The thinking behind producing an expensive book on this subject is presumably to try to attract an audience that more austere efforts would not be able to reach. However, climate change, really, is too serious an issue for this type of treatment. The sheer prettiness rather jars with the thrust of the thesis.

So if you want hard bald facts and even more dire warnings, go for George Monbiot’s Heat (Allan Lane, £17 99). Monbiot argues that the human race has unwittingly entered into a Faustian pact. In return for the coal, oil and gas that has given us modern civilisation, we have paid the price of wrecking the planet.

He is particularly good on debunking the sceptics, revealing that much of their supposed research is either unsourced or comes scientists paid by oil companies or, in the case of David Bellamy, the TV environmentalist, simply a slip on the keyboard.

The target he sets us, however, seems almost impossible to achieve, a 90 per cent reduction in carbon emissions by 2030 although he gamely sets out ideas on how to get there. Some is relatively obvious, like mandating standards for housebuilding and, like Angela Merkel has done in Germany, launch a crash programme for insulation.

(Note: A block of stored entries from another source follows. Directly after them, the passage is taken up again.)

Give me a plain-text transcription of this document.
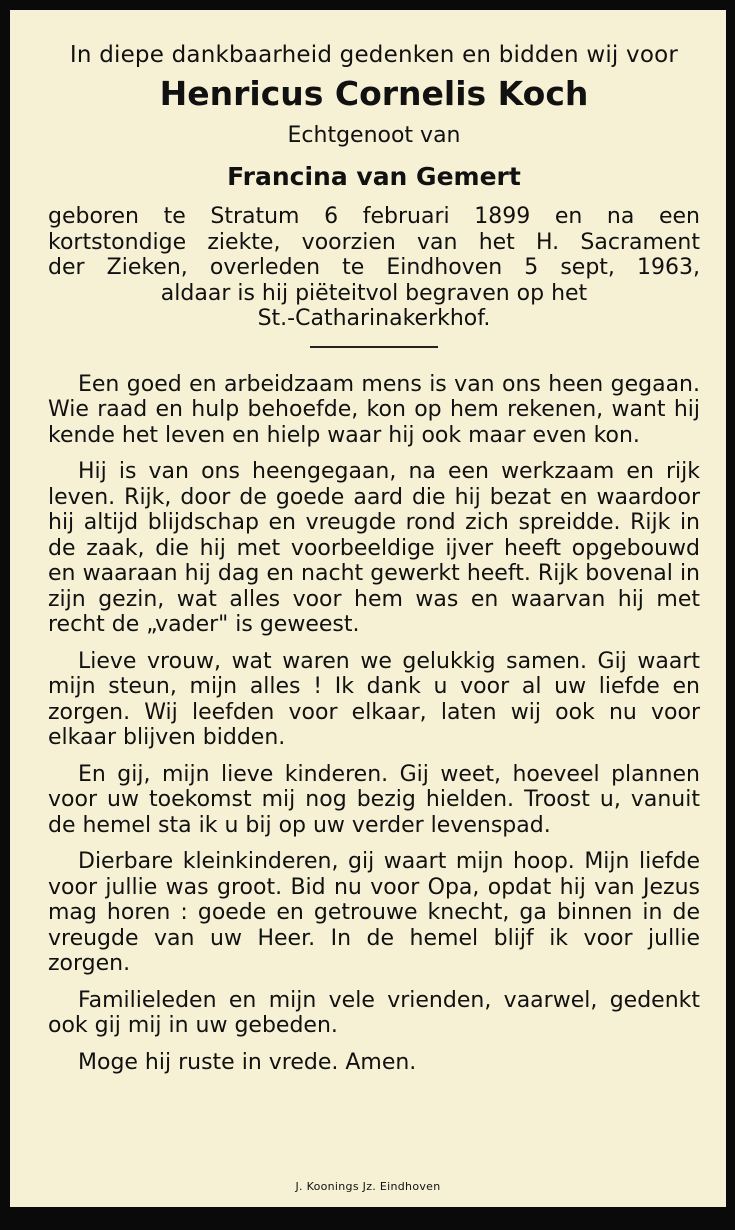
In diepe dankbaarheid gedenken en bidden wij voor
Henricus Cornelis Koch
Echtgenoot van
Francina van Gemert
geboren te Stratum 6 februari 1899 en na een
kortstondige ziekte, voorzien van het H. Sacrament
der Zieken, overleden te Eindhoven 5 sept, 1963,
aldaar is hij piëteitvol begraven op het
St.-Catharinakerkhof.

Een goed en arbeidzaam mens is van ons heen gegaan. Wie raad en hulp behoefde, kon op hem rekenen, want hij kende het leven en hielp waar hij ook maar even kon.

Hij is van ons heengegaan, na een werkzaam en rijk leven. Rijk, door de goede aard die hij bezat en waardoor hij altijd blijdschap en vreugde rond zich spreidde. Rijk in de zaak, die hij met voorbeeldige ijver heeft opgebouwd en waaraan hij dag en nacht gewerkt heeft. Rijk bovenal in zijn gezin, wat alles voor hem was en waarvan hij met recht de „vader" is geweest.

Lieve vrouw, wat waren we gelukkig samen. Gij waart mijn steun, mijn alles ! Ik dank u voor al uw liefde en zorgen. Wij leefden voor elkaar, laten wij ook nu voor elkaar blijven bidden.

En gij, mijn lieve kinderen. Gij weet, hoeveel plannen voor uw toekomst mij nog bezig hielden. Troost u, vanuit de hemel sta ik u bij op uw verder levenspad.

Dierbare kleinkinderen, gij waart mijn hoop. Mijn liefde voor jullie was groot. Bid nu voor Opa, opdat hij van Jezus mag horen : goede en getrouwe knecht, ga binnen in de vreugde van uw Heer. In de hemel blijf ik voor jullie zorgen.

Familieleden en mijn vele vrienden, vaarwel, gedenkt ook gij mij in uw gebeden.

Moge hij ruste in vrede. Amen.

J. Koonings Jz. Eindhoven
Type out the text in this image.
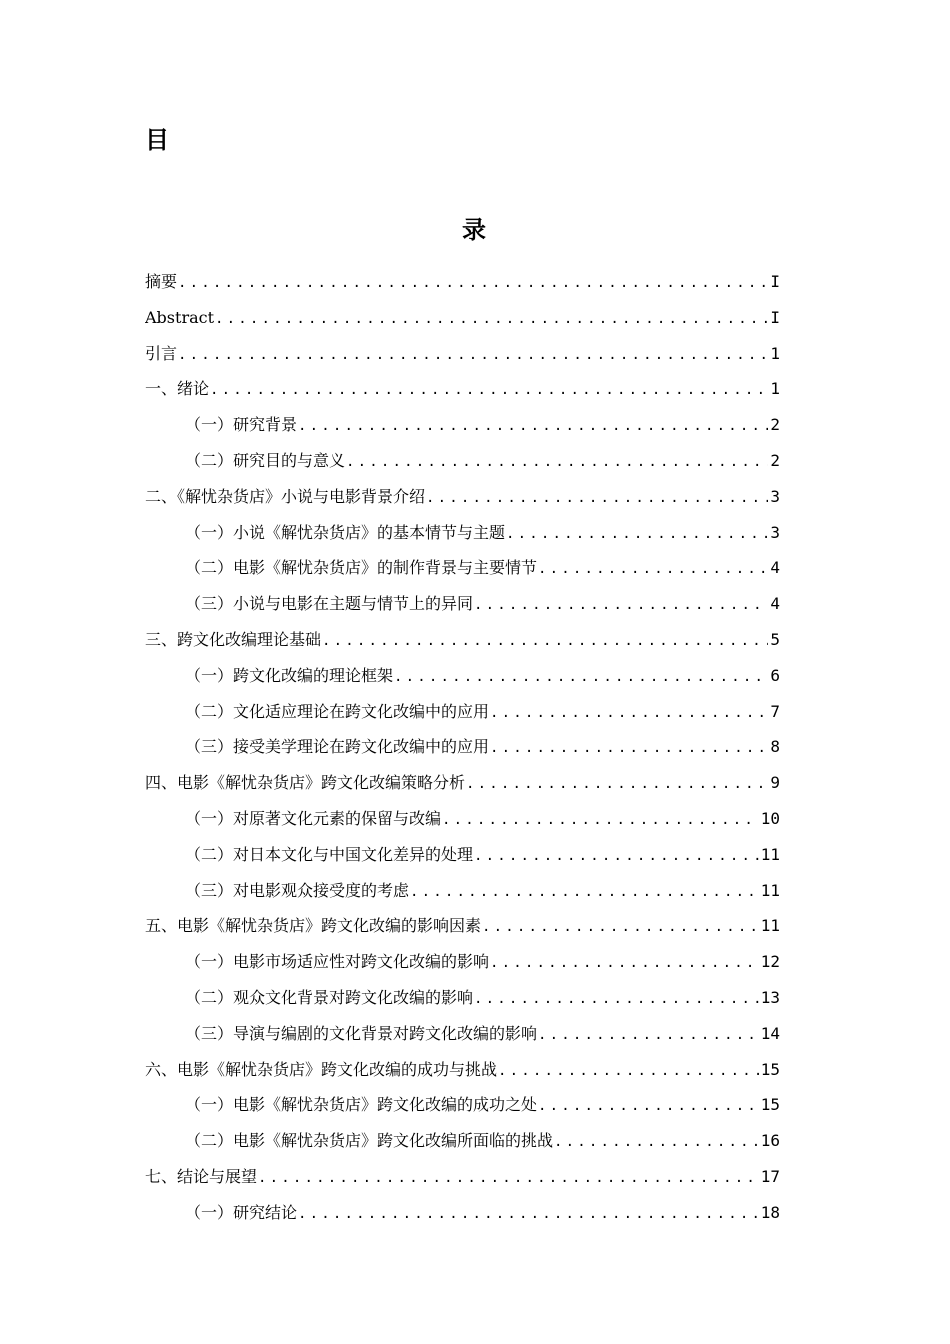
目
录
摘要 .....	I
Abstract .....	I
引言 .....	1
一、绪论 .....	1
（一）研究背景 .....	2
（二）研究目的与意义 .....	2
二、《解忧杂货店》小说与电影背景介绍 .....	3
（一）小说《解忧杂货店》的基本情节与主题 .....	3
（二）电影《解忧杂货店》的制作背景与主要情节 .....	4
（三）小说与电影在主题与情节上的异同 .....	4
三、跨文化改编理论基础 .....	5
（一）跨文化改编的理论框架 .....	6
（二）文化适应理论在跨文化改编中的应用 .....	7
（三）接受美学理论在跨文化改编中的应用 .....	8
四、电影《解忧杂货店》跨文化改编策略分析 .....	9
（一）对原著文化元素的保留与改编 .....	10
（二）对日本文化与中国文化差异的处理 .....	11
（三）对电影观众接受度的考虑 .....	11
五、电影《解忧杂货店》跨文化改编的影响因素 .....	11
（一）电影市场适应性对跨文化改编的影响 .....	12
（二）观众文化背景对跨文化改编的影响 .....	13
（三）导演与编剧的文化背景对跨文化改编的影响 .....	14
六、电影《解忧杂货店》跨文化改编的成功与挑战 .....	15
（一）电影《解忧杂货店》跨文化改编的成功之处 .....	15
（二）电影《解忧杂货店》跨文化改编所面临的挑战 .....	16
七、结论与展望 .....	17
（一）研究结论 .....	18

But on transport, his big idea does seem somewhat unrealistic. It is not, as many environmentalists suggest, to get people out of their cars and onto trains but, instead, to create an efficient network of coaches along the country’s motorways. Coaches are even more environmentally friendly than trains and have almost infinite capacity. The crucial idea would be to move coach stations out to outskirts of cities where they would have easy access to motorways, greatly reducing average journey times.

Monbiot outlines countless detailed prescriptions, on for example, how to cut emissions in the aviation industry (‘long distance travel, high speed and the curtailment of climate change are not compatible’) and the cement and retail (rather more practical suggestions) industries, but frankly, I am sceptical of the willingness and ability of politicians to take the decisive measures needed to tackle this issue.

Public opinion has definitely shifted in recent months, but it is nowhere near being prepared to accept the end of most international flying, or having to take coaches instead of drive. Despite the optimism of Brown and Monbiot, it is difficult to believe that they really think the public is ready for the radicalism of what they suggest, let along that politicians would be willing even to contemplate such measures. We are very much still at the Neville Chamberlain stage of this particularly war and nowhere near turning to Churchill yet. These books, however, will convince a few more people that appeasement is not an option.